5. If a Multi Reader Multi Case (MRMC) Comparative Effectiveness Study was Done
No, an MRMC comparative effectiveness study was not done. The submission focuses on demonstrating substantial equivalence through non-clinical testing (bench and cadaver studies) against existing predicate devices, not on comparing the effectiveness of the device with and without AI assistance for human readers.
6. If a Standalone (i.e. algorithm only without human-in-the-loop performance) was Done
This section is not applicable. The device is a physical implant (intervertebral body fusion device/vertebral body replacement), not an AI algorithm. Therefore, "standalone algorithm performance" is not relevant.
7. The Type of Ground Truth Used
The ground truth for this device's performance evaluation is based on:
- ASTM Standards: Defined mechanical performance requirements and testing methodologies for spinal implants (e.g., ASTM F2077 for VBR, ASTM F2267 for IBFD). These standards define what constitutes acceptable mechanical behavior.

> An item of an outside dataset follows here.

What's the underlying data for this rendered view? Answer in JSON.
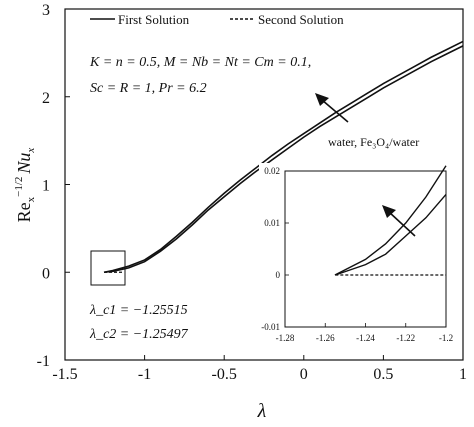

- Predicate Device Performance: The "ground truth" for substantial equivalence is the established performance and safety profile of the legally marketed predicate devices (InFix K031672 and Ardis K073202). The new device must perform comparably.
- Biocompatibility Standards: ISO 10993-1 provides the criteria for biocompatibility.
- Sterilization Standards: ISO 17665 and AAMI TIR12 dictate the requirements for sterilization.
This is primarily engineering and material science-based ground truth, not clinical outcomes or expert consensus on human patient data.
8. The Sample Size for the Training Set
This section is not applicable. As the device is a physical implant and not an AI algorithm, there is no "training set" in the context of machine learning.
9. How the Ground Truth for the Training Set was Established
This section is not applicable for the same reason as point 8.